パウロ病院・中山修子会長の本紙連載コラム「心の回診」(5月20日号)に、認知症の母親の介護に人生の大切な前半期を費やし、母親が亡くなった途端、母親と暮らしていた家を兄弟で分けるから処分すると言われて途方にくれるM子さんという女性の話が紹介されていた。


   結婚していた兄と姉に説得されて26歳の時から母親の元に戻って暮らし始めたM子さんは、結婚も出来ずに仕事も辞めて、必死の介護を何年も続けた。ところが…母親が亡くなった途端、自分の家と思っていた母親名義の家を売り払うと言われる。約束と違うと主張しても覚えがないと否定される……相談に来たM子さんの涙を見ながら、苦労をした人が、親孝行をした本当に優しい人が、最後に報われるためにも、日々の介護日記、日常、家族で交わした約束は、絶対記録に残すべきだと痛感した――と中山さんは結んでいる。

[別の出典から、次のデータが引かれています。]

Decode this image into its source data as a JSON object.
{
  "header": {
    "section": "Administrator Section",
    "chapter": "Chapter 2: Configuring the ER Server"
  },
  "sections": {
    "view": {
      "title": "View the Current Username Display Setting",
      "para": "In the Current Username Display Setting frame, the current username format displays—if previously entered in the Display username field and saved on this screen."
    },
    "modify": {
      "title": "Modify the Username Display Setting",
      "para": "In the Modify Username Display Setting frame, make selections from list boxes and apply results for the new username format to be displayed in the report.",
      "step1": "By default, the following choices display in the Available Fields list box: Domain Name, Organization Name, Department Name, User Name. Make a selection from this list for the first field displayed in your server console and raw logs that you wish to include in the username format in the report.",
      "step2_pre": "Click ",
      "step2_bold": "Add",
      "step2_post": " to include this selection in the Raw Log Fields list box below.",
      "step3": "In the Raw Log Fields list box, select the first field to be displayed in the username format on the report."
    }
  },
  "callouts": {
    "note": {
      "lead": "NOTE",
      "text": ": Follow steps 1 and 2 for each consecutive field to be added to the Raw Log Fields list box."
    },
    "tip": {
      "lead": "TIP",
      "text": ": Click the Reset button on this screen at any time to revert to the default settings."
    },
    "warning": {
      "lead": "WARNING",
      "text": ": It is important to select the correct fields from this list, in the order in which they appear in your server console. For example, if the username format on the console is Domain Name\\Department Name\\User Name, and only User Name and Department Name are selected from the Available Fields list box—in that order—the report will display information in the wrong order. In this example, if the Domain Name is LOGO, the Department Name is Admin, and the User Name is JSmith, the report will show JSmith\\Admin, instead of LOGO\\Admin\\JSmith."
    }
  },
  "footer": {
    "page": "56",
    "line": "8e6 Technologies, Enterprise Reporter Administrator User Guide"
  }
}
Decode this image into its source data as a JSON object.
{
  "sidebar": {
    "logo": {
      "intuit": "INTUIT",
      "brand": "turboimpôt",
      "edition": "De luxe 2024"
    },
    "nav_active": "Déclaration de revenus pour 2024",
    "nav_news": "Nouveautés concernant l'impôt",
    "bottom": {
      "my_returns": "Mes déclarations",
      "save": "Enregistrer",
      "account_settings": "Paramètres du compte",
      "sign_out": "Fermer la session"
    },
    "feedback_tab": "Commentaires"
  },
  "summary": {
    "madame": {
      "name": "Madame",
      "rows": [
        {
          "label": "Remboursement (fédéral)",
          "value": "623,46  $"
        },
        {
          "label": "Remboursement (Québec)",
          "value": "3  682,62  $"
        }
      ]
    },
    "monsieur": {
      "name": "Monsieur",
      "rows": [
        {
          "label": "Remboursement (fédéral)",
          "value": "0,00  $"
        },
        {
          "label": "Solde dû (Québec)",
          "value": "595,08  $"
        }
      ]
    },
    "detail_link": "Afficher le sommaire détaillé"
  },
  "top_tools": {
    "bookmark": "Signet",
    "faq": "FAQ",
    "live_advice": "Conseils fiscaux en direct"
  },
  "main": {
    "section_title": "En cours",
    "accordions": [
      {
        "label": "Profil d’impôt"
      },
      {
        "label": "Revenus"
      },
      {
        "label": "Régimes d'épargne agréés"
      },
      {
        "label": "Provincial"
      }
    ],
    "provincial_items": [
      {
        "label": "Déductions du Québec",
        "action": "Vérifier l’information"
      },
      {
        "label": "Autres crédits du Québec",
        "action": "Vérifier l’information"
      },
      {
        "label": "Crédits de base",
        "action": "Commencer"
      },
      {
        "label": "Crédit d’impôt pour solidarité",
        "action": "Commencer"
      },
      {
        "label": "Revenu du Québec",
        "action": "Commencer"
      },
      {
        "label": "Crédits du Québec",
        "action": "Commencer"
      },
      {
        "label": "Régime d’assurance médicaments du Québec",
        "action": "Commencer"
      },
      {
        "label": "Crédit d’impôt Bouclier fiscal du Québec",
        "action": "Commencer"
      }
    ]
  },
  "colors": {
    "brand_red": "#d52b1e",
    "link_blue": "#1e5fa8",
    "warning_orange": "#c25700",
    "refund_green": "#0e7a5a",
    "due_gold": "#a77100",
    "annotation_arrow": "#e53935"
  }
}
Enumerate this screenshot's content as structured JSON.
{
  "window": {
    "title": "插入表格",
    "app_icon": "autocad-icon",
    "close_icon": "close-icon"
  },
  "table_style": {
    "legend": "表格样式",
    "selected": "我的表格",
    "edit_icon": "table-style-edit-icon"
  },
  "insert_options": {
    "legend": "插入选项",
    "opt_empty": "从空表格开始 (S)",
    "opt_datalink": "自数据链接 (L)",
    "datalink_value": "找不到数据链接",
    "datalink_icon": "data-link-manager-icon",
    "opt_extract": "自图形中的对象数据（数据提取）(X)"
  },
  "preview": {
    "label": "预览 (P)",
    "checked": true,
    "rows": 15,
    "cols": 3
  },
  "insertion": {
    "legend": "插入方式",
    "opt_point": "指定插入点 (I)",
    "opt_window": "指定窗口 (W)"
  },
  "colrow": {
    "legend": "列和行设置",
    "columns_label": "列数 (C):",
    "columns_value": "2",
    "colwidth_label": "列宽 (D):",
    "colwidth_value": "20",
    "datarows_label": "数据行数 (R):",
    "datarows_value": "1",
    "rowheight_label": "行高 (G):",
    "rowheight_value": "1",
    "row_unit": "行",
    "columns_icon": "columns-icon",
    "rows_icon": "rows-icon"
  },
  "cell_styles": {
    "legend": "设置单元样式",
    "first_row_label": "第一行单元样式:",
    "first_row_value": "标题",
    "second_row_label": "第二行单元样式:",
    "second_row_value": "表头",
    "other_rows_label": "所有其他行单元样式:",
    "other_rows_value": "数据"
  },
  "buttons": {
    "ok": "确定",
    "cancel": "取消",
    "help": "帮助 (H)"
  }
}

   知人のS子さんは、母親を2年前に亡くし、そして、90歳の父親をこの春看取った。両親とも体が不自由で、この数年というもの介護との格闘の日々だった。ただ、長女でもあり両親の面倒を見るのは当たり前だと思っていた。父親も生前には口頭で妹とS子さんへの財産分けを語り、それでいいものだと思っていた。妹の異議申し立ては、父親に認知症のおそれが出てきた頃から始まる。S子さんの心を裏切るように、父親が亡くなると同時に、今住んでいる家や土地も公平に分与すべきという裁判を起こされた。たまに病院に見舞いに来る程度で、実生活の介護などは何一つしなかった妹夫婦が、親が死んだ途端、もっと財産を寄こせと騒ぎ出す。「恥ずかしいやら、情けないやら」…S子さん心は打ちひしがれた。


   今の法律では、介護に苦労して親の面倒を見た人も、面倒を押しつけた者も、財産相続の権利は同じだという。欲にまみれて鬼の心になった者が“権利”を叫び立て、親の面倒を見た優しい心の人が、報われもせずさらにつらい仕打ちを受けかねない…肉親の間の口約束も信じられず記録を取っておかなければならない…そんな悲しい時代になって、心ある人々を苦しめている。